Syria's interior ministry said it was willing to provide police services to residents of the northeast, calling on members of the Kurdish internal security services, known as Asayish, to join its ranks, SANA reported.
The SDF, de facto army of the Kurdish administration in northeast Syria, turned down the proposal.
It said "a unity of ranks must proceed from a political settlement that recognises and preserves the SDF's special status and structure".
Such a move would also require "a sound mechanism to restructure the Syrian military establishment", it said in a statement.
In a later statement, SDF chief Mazloum Abdi said his force had proposed an arrangement "that would preserve the SDF's special status in areas where it is present".
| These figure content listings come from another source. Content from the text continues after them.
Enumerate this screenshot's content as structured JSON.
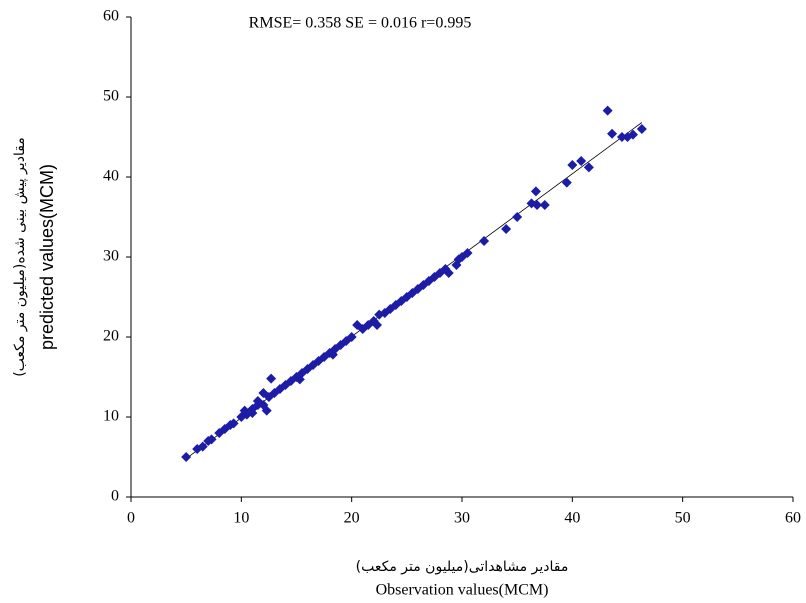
{
  "chart_data": {
    "type": "scatter",
    "annotation": "RMSE= 0.358  SE = 0.016  r=0.995",
    "y_label_fa": "مقادیر پیش بینی شده(میلیون متر مکعب)",
    "y_label": "predicted values(MCM)",
    "x_label_fa": "مقادیر مشاهداتی(میلیون متر مکعب)",
    "x_label": "Observation values(MCM)",
    "color": "#1c1ca6",
    "trendline": true,
    "grid": false,
    "xlim": [
      0,
      60
    ],
    "xticks": [
      0,
      10,
      20,
      30,
      40,
      50,
      60
    ],
    "ylim": [
      0,
      60
    ],
    "yticks": [
      0,
      10,
      20,
      30,
      40,
      50,
      60
    ],
    "x": [
      5,
      6,
      6.5,
      7,
      7.3,
      8,
      8.5,
      9,
      9.3,
      10,
      10.3,
      10.5,
      11,
      11,
      11.5,
      11.5,
      12,
      12,
      12.3,
      12.7,
      12.5,
      13,
      13.5,
      14,
      14.5,
      15,
      15.3,
      15.5,
      16,
      16.5,
      17,
      17.5,
      18,
      18.3,
      18.5,
      19,
      19.5,
      20,
      20.5,
      21,
      21.5,
      22,
      22.3,
      22.5,
      23,
      23.5,
      24,
      24.5,
      25,
      25.5,
      26,
      26.5,
      27,
      27.5,
      28,
      28.5,
      28.8,
      29.5,
      29.7,
      30,
      30.5,
      32,
      34,
      35,
      36.3,
      36.7,
      36.8,
      37.5,
      39.5,
      40,
      40.8,
      41.5,
      43.2,
      43.6,
      44.5,
      45,
      45.5,
      46.3
    ],
    "values": [
      5,
      6,
      6.3,
      7,
      7.2,
      8,
      8.5,
      9,
      9.2,
      10,
      10.8,
      10.3,
      11,
      10.5,
      11.5,
      12,
      11.5,
      13,
      10.8,
      14.8,
      12.5,
      13,
      13.5,
      14,
      14.5,
      15,
      14.7,
      15.5,
      16,
      16.5,
      17,
      17.5,
      18,
      17.8,
      18.5,
      19,
      19.5,
      20,
      21.5,
      21,
      21.5,
      22,
      21.5,
      22.8,
      23,
      23.5,
      24,
      24.5,
      25,
      25.5,
      26,
      26.5,
      27,
      27.5,
      28,
      28.5,
      28,
      29,
      29.7,
      30,
      30.5,
      32,
      33.5,
      35,
      36.7,
      38.2,
      36.5,
      36.5,
      39.3,
      41.5,
      42,
      41.2,
      48.3,
      45.4,
      45,
      45,
      45.3,
      46
    ]
  }
}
This would allow his force "to be part of the Syrian defence establishment", he wrote on Twitter.
Syria's interior ministry, for its part, offered police services to residents of the northeast, calling on members of the Kurdish internal security services, known as Asayish, to join its ranks, SANA reported.
The Turkish military and its Syrian proxies attacked Kurdish forces in northeastern Syria in early October with the aim of creating a roughly 30-kilometre (20-mile) deep buffer zone along the frontier.
Left in the lurch by a US troop withdrawal from the border area, Kurdish forces turned to the Syrian regime for protection.
Damascus forces rushed north and are expected to deploy along much of the border zone, but a 10-kilometre-deep strip is set to be jointly patrolled by Russian and Turkish troops under their deal.
The Syrian war began when the Baath regime, in power since 1963 and led by President Bashar al-Assad, responded with military force to peaceful protests demanding democratic reforms during the Arab Spring wave of uprisings, triggering an armed rebellion fuelled by mass defections from the Syrian army.
Hundreds of thousands of civilians have been killed in the war, mostly by the regime and its powerful allies, and millions have been displaced both inside and outside of Syria.
The brutal tactics pursued mainly by the regime, which have included the use of chemical weapons, sieges, mass executions and torture against civilians have led to war crimes investigations.